I know I will be criticized for making these statements because I am employed by a vendor. But here goes anyway.
Written by Richard Stiennon, Contributor

I know I will be criticized for making these statements because I am employed by a vendor. But here goes anyway. If you do not agree with me go ahead and comment below. Unless you are linking to a site that sells Hoodia I will approve your comment. (What is hoodia anyway? I am sure I just increased the hits to my blog for including that word but I have never ever clicked on an ad for hoodia so I have no idea what it is.)

I fully understand the frustration upper management feels with the constant bleating from IT about needing more budget for security. Here they are trying to cut costs across the board and the security guys keep putting their trump card, risk, on the table. Analysts talk to upper management and start to regurgitate that frustration with pithy statements about not paying for new technology, consolidating vendors, complaining to Microsoft, etc.

But my view is different. Sure a lot of money has been spent on security. And sure you could have avoided spending a lot of that money if you had started with a focus on security from day one.

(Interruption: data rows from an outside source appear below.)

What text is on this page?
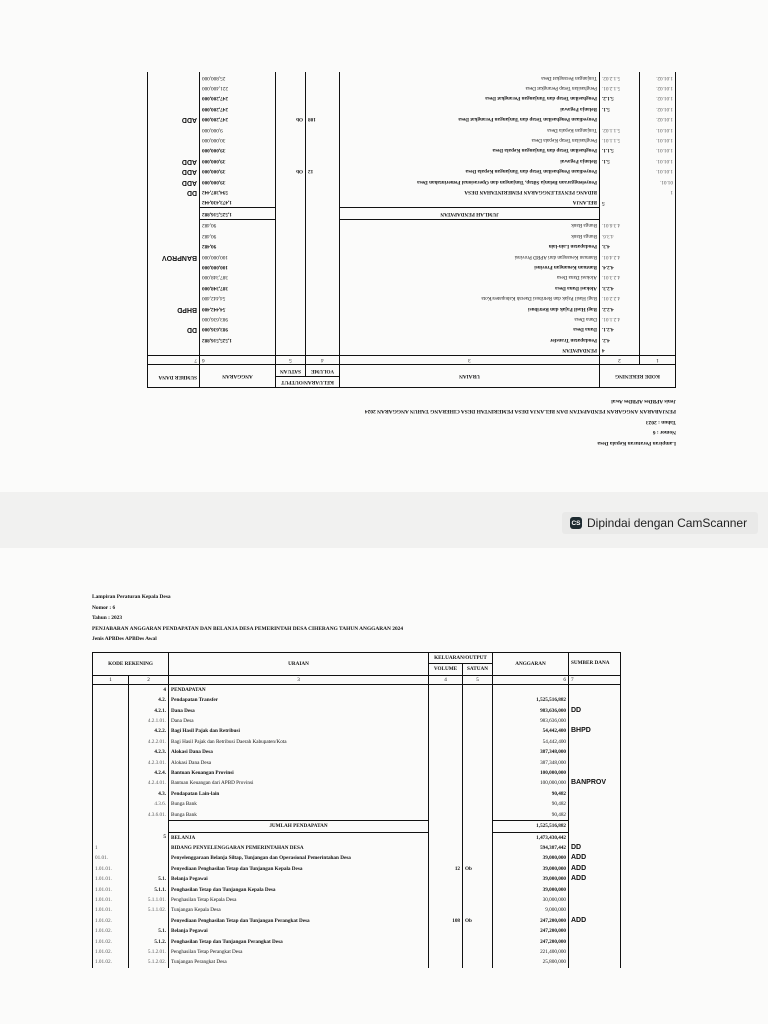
Lampiran Peraturan Kepala Desa
Nomor : 6
Tahun : 2023
PENJABARAN ANGGARAN PENDAPATAN DAN BELANJA DESA PEMERINTAH DESA CIHERANG TAHUN ANGGARAN 2024
Jenis APBDes APBDes Awal
KODE REKENING		URAIAN	KELUARAN/OUTPUT		ANGGARAN	SUMBER DANA
			VOLUME	SATUAN		
1	2	3	4	5	6	7
	4	PENDAPATAN				
	4.2.	Pendapatan Transfer			1,525,516,882	
	4.2.1.	Dana Desa			983,636,000	DD
	4.2.1.01.	Dana Desa			983,636,000	
	4.2.2.	Bagi Hasil Pajak dan Retribusi			54,442,400	BHPD
	4.2.2.01.	Bagi Hasil Pajak dan Retribusi Daerah Kabupaten/Kota			54,442,400	
	4.2.3.	Alokasi Dana Desa			387,348,000	
	4.2.3.01.	Alokasi Dana Desa			387,348,000	
	4.2.4.	Bantuan Keuangan Provinsi			100,000,000	
	4.2.4.01.	Bantuan Keuangan dari APBD Provinsi			100,000,000	BANPROV
	4.3.	Pendapatan Lain-lain			90,482	
	4.3.6.	Bunga Bank			90,482	
	4.3.6.01.	Bunga Bank			90,482	
		JUMLAH PENDAPATAN			1,525,516,882	
	5	BELANJA			1,473,430,442	
1		BIDANG PENYELENGGARAN PEMERINTAHAN DESA			594,387,442	DD
01.01.		Penyelenggaraan Belanja Siltap, Tunjangan dan Operasional Pemerintahan Desa			39,000,000	ADD
1.01.01.		Penyediaan Penghasilan Tetap dan Tunjangan Kepala Desa	12	Ob	39,000,000	ADD
1.01.01.	5.1.	Belanja Pegawai			39,000,000	ADD
1.01.01.	5.1.1.	Penghasilan Tetap dan Tunjangan Kepala Desa			39,000,000	
1.01.01.	5.1.1.01.	Penghasilan Tetap Kepala Desa			30,000,000	
1.01.01.	5.1.1.02.	Tunjangan Kepala Desa			9,000,000	
1.01.02.		Penyediaan Penghasilan Tetap dan Tunjangan Perangkat Desa	108	Ob	247,200,000	ADD
1.01.02.	5.1.	Belanja Pegawai			247,200,000	
1.01.02.	5.1.2.	Penghasilan Tetap dan Tunjangan Perangkat Desa			247,200,000	
1.01.02.	5.1.2.01.	Penghasilan Tetap Perangkat Desa			221,400,000	
1.01.02.	5.1.2.02.	Tunjangan Perangkat Desa			25,800,000	
CS Dipindai dengan CamScanner
Lampiran Peraturan Kepala Desa
Nomor : 6
Tahun : 2023
PENJABARAN ANGGARAN PENDAPATAN DAN BELANJA DESA PEMERINTAH DESA CIHERANG TAHUN ANGGARAN 2024
Jenis APBDes APBDes Awal
KODE REKENING		URAIAN	KELUARAN/OUTPUT		ANGGARAN	SUMBER DANA
			VOLUME	SATUAN		
1	2	3	4	5	6	7
	4	PENDAPATAN				
	4.2.	Pendapatan Transfer			1,525,516,882	
	4.2.1.	Dana Desa			983,636,000	DD
	4.2.1.01.	Dana Desa			983,636,000	
	4.2.2.	Bagi Hasil Pajak dan Retribusi			54,442,400	BHPD
	4.2.2.01.	Bagi Hasil Pajak dan Retribusi Daerah Kabupaten/Kota			54,442,400	
	4.2.3.	Alokasi Dana Desa			387,348,000	
	4.2.3.01.	Alokasi Dana Desa			387,348,000	
	4.2.4.	Bantuan Keuangan Provinsi			100,000,000	
	4.2.4.01.	Bantuan Keuangan dari APBD Provinsi			100,000,000	BANPROV
	4.3.	Pendapatan Lain-lain			90,482	
	4.3.6.	Bunga Bank			90,482	
	4.3.6.01.	Bunga Bank			90,482	
		JUMLAH PENDAPATAN			1,525,516,882	
	5	BELANJA			1,473,430,442	
1		BIDANG PENYELENGGARAN PEMERINTAHAN DESA			594,387,442	DD
01.01.		Penyelenggaraan Belanja Siltap, Tunjangan dan Operasional Pemerintahan Desa			39,000,000	ADD
1.01.01.		Penyediaan Penghasilan Tetap dan Tunjangan Kepala Desa	12	Ob	39,000,000	ADD
1.01.01.	5.1.	Belanja Pegawai			39,000,000	ADD
1.01.01.	5.1.1.	Penghasilan Tetap dan Tunjangan Kepala Desa			39,000,000	
1.01.01.	5.1.1.01.	Penghasilan Tetap Kepala Desa			30,000,000	
1.01.01.	5.1.1.02.	Tunjangan Kepala Desa			9,000,000	
1.01.02.		Penyediaan Penghasilan Tetap dan Tunjangan Perangkat Desa	108	Ob	247,200,000	ADD
1.01.02.	5.1.	Belanja Pegawai			247,200,000	
1.01.02.	5.1.2.	Penghasilan Tetap dan Tunjangan Perangkat Desa			247,200,000	
1.01.02.	5.1.2.01.	Penghasilan Tetap Perangkat Desa			221,400,000	
1.01.02.	5.1.2.02.	Tunjangan Perangkat Desa			25,800,000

But…

The security threat is increasing dammit. There are more bad guys, they are becoming well funded from continuing operations, and they are casting their nets wider. They are starting to turn their gun sites on you. To expect to not spend more is blind.

Let’s take DDOS as an example. Did you invest heavily in DDOS defenses in 1999 or 2000? No, of course not. DDOS was a game played by hackers. If for some reason they targeted your website you could say oh well, big deal. No loss, it was just brochure ware anyway. In the mean time you saved $100,000 in fancy network boxes.

Roll forward to 2005. Two things have changed. First now your entire business depends on the internet. You actually earn revenue from your exposed web services. Second, there are now cyber extortionists who have been making millions by threatening DDOS against popular ecommerce sites. Once they figure out you depend on your website they are going to target you. You will either go down or pay up and then you are going to invest in DDOS defense.

So the threat has changed and you had better be spending more to counter it.